“Nessa feiras havia homens a vender décimas, conjuntos de quadro versos feitos a partir de um mote, tradição praticamente perdida no Baixo Alentejo mas que ainda existe no Alto Alentejo, por exemplo, no Alandroal. Pedi a um poeta popular que fizesse as décimas e voltei a cantá-las”. Na “Roda de Despique”, outro tema do álbum, Pedro Mestre coloca-se no papel do cantador e tocador de campaniça que andava de terra em terra a animar feiras e mercados: “Nesta Roda do Despique/ Cantam-se amores falados/ Eu canto de viola ao peito/ Trinando pontos pisados”.
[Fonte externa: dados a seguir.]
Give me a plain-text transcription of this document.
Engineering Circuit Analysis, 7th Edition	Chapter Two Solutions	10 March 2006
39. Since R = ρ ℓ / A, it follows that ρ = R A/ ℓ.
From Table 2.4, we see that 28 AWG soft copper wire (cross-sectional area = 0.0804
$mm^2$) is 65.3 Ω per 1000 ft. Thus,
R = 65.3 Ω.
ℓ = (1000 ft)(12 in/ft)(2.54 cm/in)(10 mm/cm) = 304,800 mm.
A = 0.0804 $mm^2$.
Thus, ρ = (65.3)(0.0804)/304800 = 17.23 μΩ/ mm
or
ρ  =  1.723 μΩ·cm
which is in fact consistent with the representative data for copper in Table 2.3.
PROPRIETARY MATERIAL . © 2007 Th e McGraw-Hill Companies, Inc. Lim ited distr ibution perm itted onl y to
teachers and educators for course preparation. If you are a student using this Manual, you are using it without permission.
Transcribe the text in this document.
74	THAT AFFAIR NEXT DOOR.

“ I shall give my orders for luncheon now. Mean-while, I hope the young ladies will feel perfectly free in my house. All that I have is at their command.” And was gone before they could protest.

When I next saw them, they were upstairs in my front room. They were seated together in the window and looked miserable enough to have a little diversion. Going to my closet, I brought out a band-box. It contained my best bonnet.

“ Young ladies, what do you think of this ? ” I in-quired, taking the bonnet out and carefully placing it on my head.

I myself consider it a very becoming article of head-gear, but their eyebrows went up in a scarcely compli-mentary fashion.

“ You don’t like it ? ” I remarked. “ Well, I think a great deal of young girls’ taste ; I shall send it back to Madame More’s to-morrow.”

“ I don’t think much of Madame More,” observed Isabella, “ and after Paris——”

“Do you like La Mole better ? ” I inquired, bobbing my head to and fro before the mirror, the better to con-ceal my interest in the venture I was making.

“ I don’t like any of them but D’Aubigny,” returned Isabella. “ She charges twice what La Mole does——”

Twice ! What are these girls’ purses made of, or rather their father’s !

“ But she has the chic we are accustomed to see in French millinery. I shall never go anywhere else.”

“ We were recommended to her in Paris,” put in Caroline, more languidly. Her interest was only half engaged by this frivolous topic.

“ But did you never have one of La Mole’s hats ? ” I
“Mantenho que a campaniça pode ser tocada por muitas pessoas, isto é, qualquer músico afina-a à sua maneira e toca. No entanto, para retirar dela os trinados puros da tradição é preciso mergulhar na fonte e vivê-la na sua origem”, sublinha o músico, considerando que o trinado da campaniça “é a sua riqueza maior”.
As rodas do despique, nas quais se cantava de improviso, ao desafio, tiveram um papel fundamental na preservação da campaniça. Era o tempo em que às feiras de Castro, ou de Cuba, ia gente como o Matias Cego ou a Zefinha de Portel que, a troco de uma moeda, cantavam de improviso as novidades da terra. “Tenho depoimentos e entrevistas de pessoas que viveram esse período”, conta Pedro Mestre, apostado em dar projeção a estas manifestações do cancioneiro tradicional: “É de todo importante juntar o cante e a música alentejana a outras realidades musicais, mas o cante não pode deixar de aparecer como ele é”.
Num trabalho onde se fala muito de amores – “Carolina”, por exemplo, um poema de Rosa Guerreiro Dias presta homenagem à filha do músico, mas também ao seu avô, homem ligado às tabernas e ao cante e que era conhecido pelo “Carolina” – não faltam sonoridades mais alegres, ritmos que embalavam os bailes pela noite dentro – “Silva, silva, enleio, enleio”, uma dança que chegou a ter coreografia para os bailes de mastros, é aqui interpretada por Pedro Mestre e Celina de Piedade. “Havia o cante às vozes mas também se dançava e também havia festa. Quando tinham vagar, as pessoas conviviam com mais proximidade do que hoje e tento mostrar esse Alentejo que já não existe”.
Além de Celina da Piedade, “Mercado de Amores” conta com a participação de vários músicos convidados, como Ricardo Ribeiro, Lúcia Moniz, Pedro Calado, o Rancho de Cantadores de Aldeia Nova de São Bento, o Grupo Coral da Casa do Povo de Reguengos de Monsaraz, David Pereira e José Diogo Bento, entre outros.
“Tento apresentar um trabalho que possa chegar mais além naquilo que é a inovação da música tradicional, para cativar outros públicos, mas que leve nele a tradição pura da nossa maneira de ser. Tenho orgulho de ter o conhecimento de toda esta riqueza, de toda esta diversidade, que é o cante no Alentejo”. Um cante de vozes, classificado pela Unesco como Património Imaterial da Humanidade, mas também feito de “outras roupagens”, nas quais cabem as sonoridades tradicionais da serra de Almodôvar, mas também as do litoral de Odemira ou de serra de São Mamede.
Herdeiro de “Campaniça do Despique”, que valeu ao músico de aldeia de Sete, Castro Verde, o prémio Carlos Paredes e cuja digressão incluiu quase uma centena de concertos em diversos palcos, entre os quais o Centro Cultural de Belém, “Mercado dos Amores” apresenta-se como “expressão sentimental do bem-querer dos amantes”, um romantismo bucólico no qual se “enleiam registos de expressões amorosas que o tempo levou, mas que é bom ficarem nas memórias”.